| |
Herkesin kendi kuralı olursa bundan kavga çıkar...
Yıllar önce bir Amerikan gazetesinde okuduğum bir haberi hiç unutmam... Tam 60 yıldır hiç kaza yapmadan aracını kullanan şoföre, kentin belediyesi ödül veriyormuş. "Hiç kaza yapmadan 60 yıl şoförlük yapmayı nasıl başardın" diye sormuşlar. - Direksiyon başındayken trafikte bulunan benim dışımdaki bütün şoförlerin, kör, sağır, deli ve suç işlemeye eğilimli kişiler olduklarını varsayarım, demiş. Bu şoförün söylediklerinden etkilendiğim için, ben de direksiyon başındayken diğer araçların yapabilecekleri hatalara karşı hep hazırlıklı davranırım. 40 yılı aşkın süredir araç kullanıyorum. Sadece bir kez kaza geçirdim. İki yıl önce yerel seçim sonuçlarının açıklandığı gece yarısı bir televizyon yayını ertesinde İkitelli'den TEM'e girmiş, orta şeritten evime dönüyordum. Süratim 100 kilometre dolayındaydı ve otoyol bomboştu. Dikiz aynasına bakınca gözümde bir ışığın parladığını gördüm ve birkaç salise sonra arkadan gelen bir araç, herhalde 130140 kilometre süratle benim aracıma çarptı ve ortadaki bariyerlere attı beni. Bereket motorum stop etmemişti. Hemen direksiyonu toplayıp, yolun kenarına gittim. Bana çarpan araç da hurda vaziyette yolun kenarındaydı.
ARKA TARAFI GÖZLEMEK Arabadan indim.
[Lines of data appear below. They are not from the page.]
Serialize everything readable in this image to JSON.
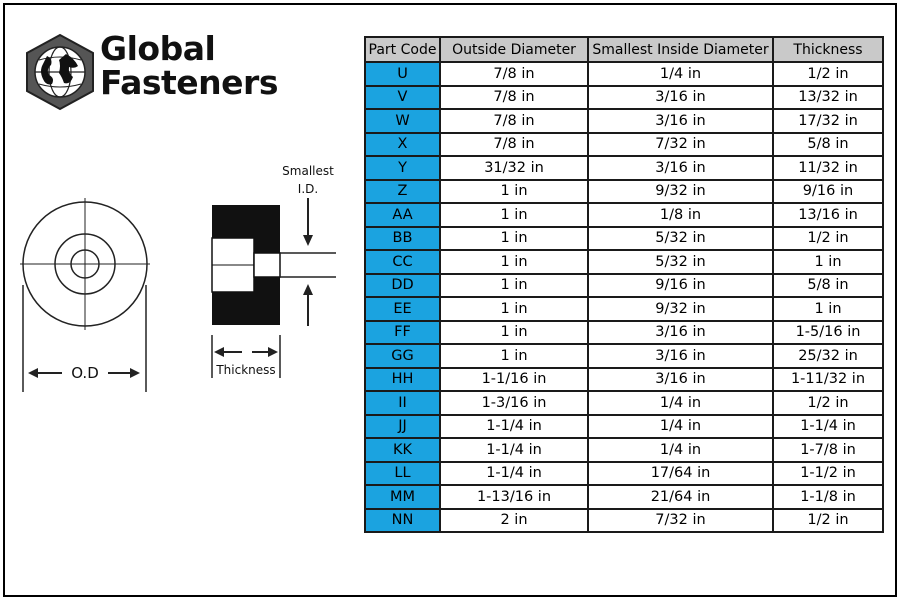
{
  "brand": {
    "line1": "Global",
    "line2": "Fasteners",
    "logo_icon": "globe-hexagon-icon"
  },
  "diagram": {
    "smallest_line1": "Smallest",
    "smallest_line2": "I.D.",
    "thickness": "Thickness",
    "od": "O.D"
  },
  "table": {
    "headers": [
      "Part Code",
      "Outside Diameter",
      "Smallest Inside Diameter",
      "Thickness"
    ],
    "rows": [
      [
        "U",
        "7/8 in",
        "1/4 in",
        "1/2 in"
      ],
      [
        "V",
        "7/8 in",
        "3/16 in",
        "13/32 in"
      ],
      [
        "W",
        "7/8 in",
        "3/16 in",
        "17/32 in"
      ],
      [
        "X",
        "7/8 in",
        "7/32 in",
        "5/8 in"
      ],
      [
        "Y",
        "31/32 in",
        "3/16 in",
        "11/32 in"
      ],
      [
        "Z",
        "1 in",
        "9/32 in",
        "9/16 in"
      ],
      [
        "AA",
        "1 in",
        "1/8 in",
        "13/16 in"
      ],
      [
        "BB",
        "1 in",
        "5/32 in",
        "1/2 in"
      ],
      [
        "CC",
        "1 in",
        "5/32 in",
        "1 in"
      ],
      [
        "DD",
        "1 in",
        "9/16 in",
        "5/8 in"
      ],
      [
        "EE",
        "1 in",
        "9/32 in",
        "1 in"
      ],
      [
        "FF",
        "1 in",
        "3/16 in",
        "1-5/16 in"
      ],
      [
        "GG",
        "1 in",
        "3/16 in",
        "25/32 in"
      ],
      [
        "HH",
        "1-1/16 in",
        "3/16 in",
        "1-11/32 in"
      ],
      [
        "II",
        "1-3/16 in",
        "1/4 in",
        "1/2 in"
      ],
      [
        "JJ",
        "1-1/4 in",
        "1/4 in",
        "1-1/4 in"
      ],
      [
        "KK",
        "1-1/4 in",
        "1/4 in",
        "1-7/8 in"
      ],
      [
        "LL",
        "1-1/4 in",
        "17/64 in",
        "1-1/2 in"
      ],
      [
        "MM",
        "1-13/16 in",
        "21/64 in",
        "1-1/8 in"
      ],
      [
        "NN",
        "2 in",
        "7/32 in",
        "1/2 in"
      ]
    ]
  },
  "colors": {
    "code_cell": "#1ba3e0",
    "header_cell": "#c9c9c9",
    "border": "#1a1a1a"
  }
}
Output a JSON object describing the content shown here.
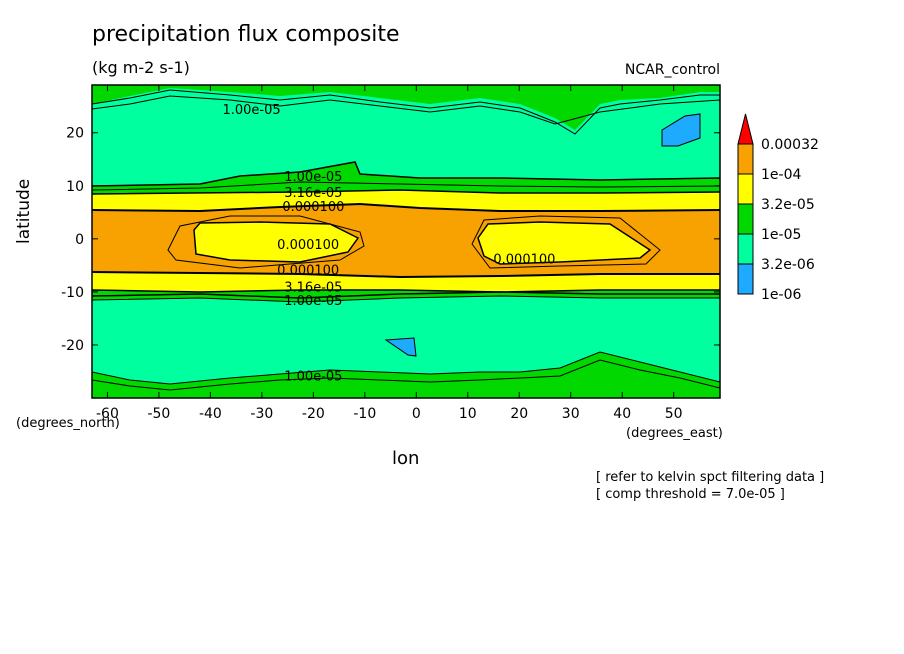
{
  "chart_data": {
    "type": "contour",
    "title": "precipitation flux composite",
    "units": "(kg m-2 s-1)",
    "run_label": "NCAR_control",
    "xlabel": "lon",
    "ylabel": "latitude",
    "x_unit_label": "(degrees_east)",
    "y_unit_label": "(degrees_north)",
    "xlim": [
      -63,
      59
    ],
    "ylim": [
      -30,
      29
    ],
    "x_ticks": [
      -60,
      -50,
      -40,
      -30,
      -20,
      -10,
      0,
      10,
      20,
      30,
      40,
      50
    ],
    "x_tick_labels": [
      "-60",
      "-50",
      "-40",
      "-30",
      "-20",
      "-10",
      "0",
      "10",
      "20",
      "30",
      "40",
      "50"
    ],
    "y_ticks": [
      20,
      10,
      0,
      -10,
      -20
    ],
    "y_tick_labels": [
      "20",
      "10",
      "0",
      "-10",
      "-20"
    ],
    "colorbar": {
      "labels": [
        "0.00032",
        "1e-04",
        "3.2e-05",
        "1e-05",
        "3.2e-06",
        "1e-06"
      ],
      "colors": [
        "#f7a200",
        "#ffff00",
        "#00d800",
        "#00ff9f",
        "#1eaaff"
      ],
      "extend_color": "#ff0000"
    },
    "contour_labels": [
      {
        "text": "1.00e-05",
        "lon": -32,
        "lat": 24.5
      },
      {
        "text": "1.00e-05",
        "lon": -20,
        "lat": 11.8
      },
      {
        "text": "3.16e-05",
        "lon": -20,
        "lat": 8.8
      },
      {
        "text": "0.000100",
        "lon": -20,
        "lat": 6.2
      },
      {
        "text": "0.000100",
        "lon": -21,
        "lat": -1
      },
      {
        "text": "0.000100",
        "lon": 21,
        "lat": -3.7
      },
      {
        "text": "0.000100",
        "lon": -21,
        "lat": -5.8
      },
      {
        "text": "3.16e-05",
        "lon": -20,
        "lat": -9
      },
      {
        "text": "1.00e-05",
        "lon": -20,
        "lat": -11.5
      },
      {
        "text": "1.00e-05",
        "lon": -20,
        "lat": -25.8
      }
    ],
    "notes": [
      "[ refer to kelvin spct filtering data ]",
      "[ comp threshold = 7.0e-05 ]"
    ]
  }
}
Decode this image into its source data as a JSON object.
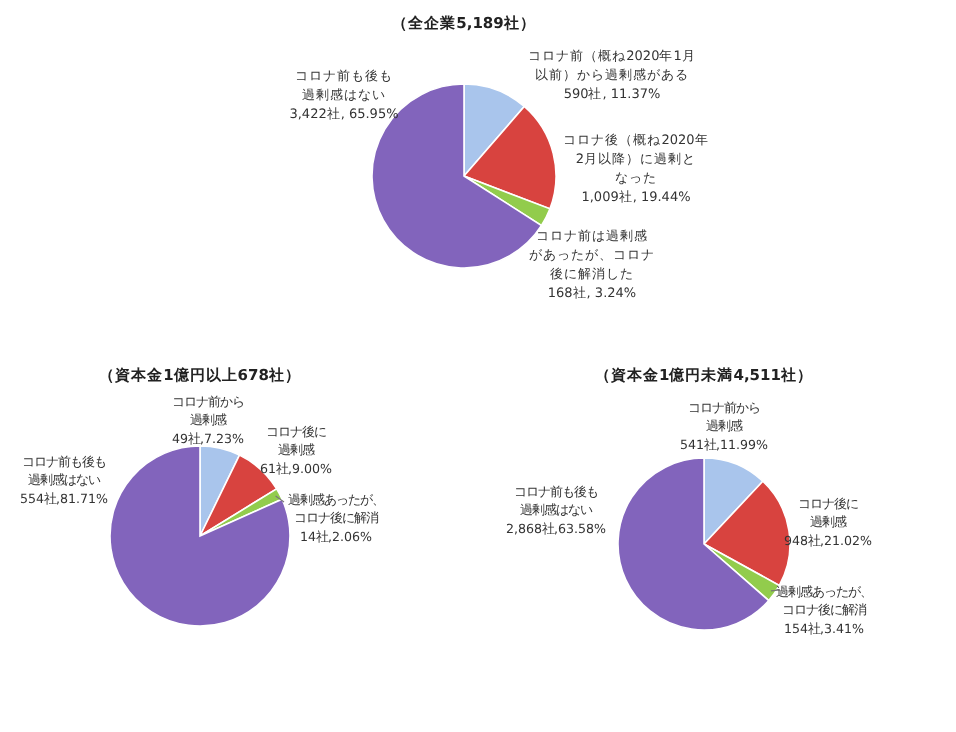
{
  "chart_data": [
    {
      "type": "pie",
      "title": "（全企業5,189社）",
      "categories": [
        "コロナ前（概ね2020年1月以前）から過剰感がある",
        "コロナ後（概ね2020年2月以降）に過剰となった",
        "コロナ前は過剰感があったが、コロナ後に解消した",
        "コロナ前も後も過剰感はない"
      ],
      "values": [
        590,
        1009,
        168,
        3422
      ],
      "value_labels": [
        "590社, 11.37%",
        "1,009社, 19.44%",
        "168社, 3.24%",
        "3,422社, 65.95%"
      ],
      "colors": [
        "#a9c5ec",
        "#d8433f",
        "#92cc4c",
        "#8264bc"
      ]
    },
    {
      "type": "pie",
      "title": "（資本金1億円以上678社）",
      "categories": [
        "コロナ前から過剰感",
        "コロナ後に過剰感",
        "過剰感あったが、コロナ後に解消",
        "コロナ前も後も過剰感はない"
      ],
      "values": [
        49,
        61,
        14,
        554
      ],
      "value_labels": [
        "49社,7.23%",
        "61社,9.00%",
        "14社,2.06%",
        "554社,81.71%"
      ],
      "colors": [
        "#a9c5ec",
        "#d8433f",
        "#92cc4c",
        "#8264bc"
      ]
    },
    {
      "type": "pie",
      "title": "（資本金1億円未満4,511社）",
      "categories": [
        "コロナ前から過剰感",
        "コロナ後に過剰感",
        "過剰感あったが、コロナ後に解消",
        "コロナ前も後も過剰感はない"
      ],
      "values": [
        541,
        948,
        154,
        2868
      ],
      "value_labels": [
        "541社,11.99%",
        "948社,21.02%",
        "154社,3.41%",
        "2,868社,63.58%"
      ],
      "colors": [
        "#a9c5ec",
        "#d8433f",
        "#92cc4c",
        "#8264bc"
      ]
    }
  ]
}
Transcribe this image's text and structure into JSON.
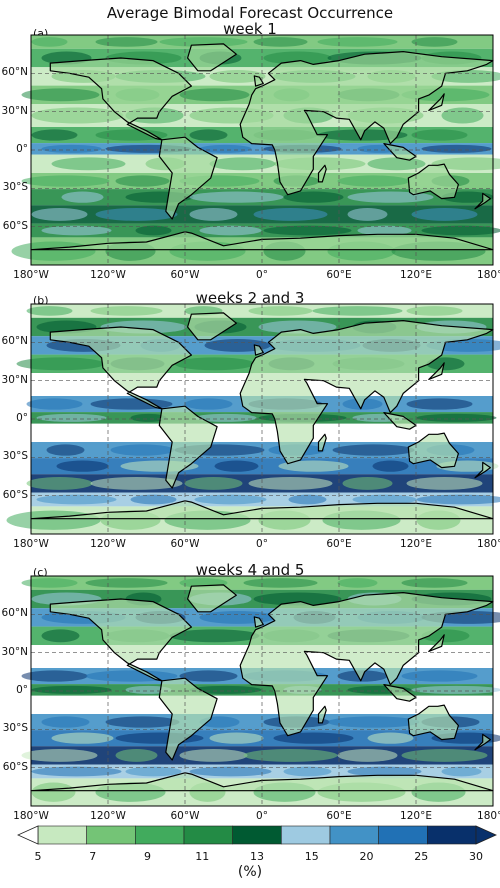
{
  "figure": {
    "title": "Average Bimodal Forecast Occurrence",
    "unit_label": "(%)"
  },
  "panels": [
    {
      "label": "(a)",
      "subtitle": "week 1"
    },
    {
      "label": "(b)",
      "subtitle": "weeks 2 and 3"
    },
    {
      "label": "(c)",
      "subtitle": "weeks 4 and 5"
    }
  ],
  "axes": {
    "lon_ticks": [
      "180°W",
      "120°W",
      "60°W",
      "0°",
      "60°E",
      "120°E",
      "180°E"
    ],
    "lat_ticks": [
      "60°N",
      "30°N",
      "0°",
      "30°S",
      "60°S"
    ]
  },
  "colorbar": {
    "ticks": [
      "5",
      "7",
      "9",
      "11",
      "13",
      "15",
      "20",
      "25",
      "30"
    ],
    "colors": [
      "#c7e9c0",
      "#74c476",
      "#41ab5d",
      "#238b45",
      "#005a32",
      "#9ecae1",
      "#4292c6",
      "#2171b5",
      "#08306b"
    ],
    "extend": "both"
  }
}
Benim aracımın bagaj bölümü arka koltuklara kadar girmişti. Yani akordeon olmuştu benim araç. Sonra çarpan aracın sürücüsünü çıkartmak için oraya koştum. Tam o sırada zom sarhoş olduğu belli sürücü, dudağında sigarası ve elinde cep telefonu ile çıktı araçtan. Bana "Özür dilerim, bir kazadır oldu" dedi. Sonrası malum. Trafik polisleri geldi, sabaha karşı benim araç taşıyıcıya yüklenip otosanayi sitesine götürüldü. Ben de sağ kaldığıma şükredip, gün ağarırken evime döndüm. Bu olayın bendeki etkisi ise, arkadaki araçların da öndekiler kadar tehlikeli olabileceğini anlamam oldu. Aslında gerek bireysel, gerek toplumsal ve gerekse siyasi ve diplomatik ilişkilere de, 60 yıl hiç kaza yapmayan şoförün baktığı gibi bakmayı mı denemeliyiz? Din de, ahlak da, meslekler de, hukuk da, insanlara ve toplumlara, bunlara uyulduğu takdirde kimsenin kimseye zarar vermeyeceği kuralları getirir. Ama sayısız nedenlerle, herkes ve her toplum, kendi kurallarını veya kural dışılıklarını da yaratır. Sonuçta savaşlar, kavgalar, anlaşmazlıklar, kazalar, cinayetler olur. Böyle durumlarda da, taraflar hep kendilerinin haklı olduklarını düşünürler. Kimse, herkesin uyması halinde bütün kötülüklerin önlenebileceği üst kuralları fazla düşünmez.
FARKLI KURALLAR Türkiye'nin siyasetindeki aktörlerin birbirleri ile ilişkileri de, Türkiye'nin Avrupa Birliği ile süren ilişkileri de, herkesin kendisine özgü bir kuralı olmasından kaynaklanmıyor mu? Kimi "Rejimi Koruyacağım" diye anayasal demokrasinin kurallarını çiğniyor. Kimi "Demokrasiyi koruyacağım" diye, rejimin kurallarını görmezden geliyor.Sonuçta temel kuralı "Uzlaşma" ve "Birlikte yaşamak" olan demokratik rejim, birbirlerini gayrı meşru olarak gören kampların bitmez tükenmez kavgası üzerine oturtuluyor. Türkiye Kıbrıs'ta uluslararası hukuku kendine göre yeniden yazabileceğini sanıyor. Kıbrıslı Rumlar da, Kıbrıslı Türklerin fiili ve hukuki varlığını uluslararası hukuk kurallarına dayanarak yok sayabileceklerini zannediyorlar. Avrupa Birliği ise, Türkiye'nin üyelik "Şart"ını, Kıbrıs'a endeksli bir "Ültimatom" biçimine sokarak, hem Kıbrıs'ta çözümü, hem de Türkiye'nin üyeliğini iyice imkânsız hale getiriyor. Böyle durumlarda izlenebilecek iki yol var. Siz de kural dışılıkları olağan kabul edip, "Ben haklıyım" veya "Bizim taraf haklı" diyerek kavgalara katılırsınız. Ya da 60 yıl hiç kaza yapmayan şoför gibi, sizin dışınızdakilere karşı dikkatli olursunuz. Ama yine de hep arkanızı kollamanız gerekir.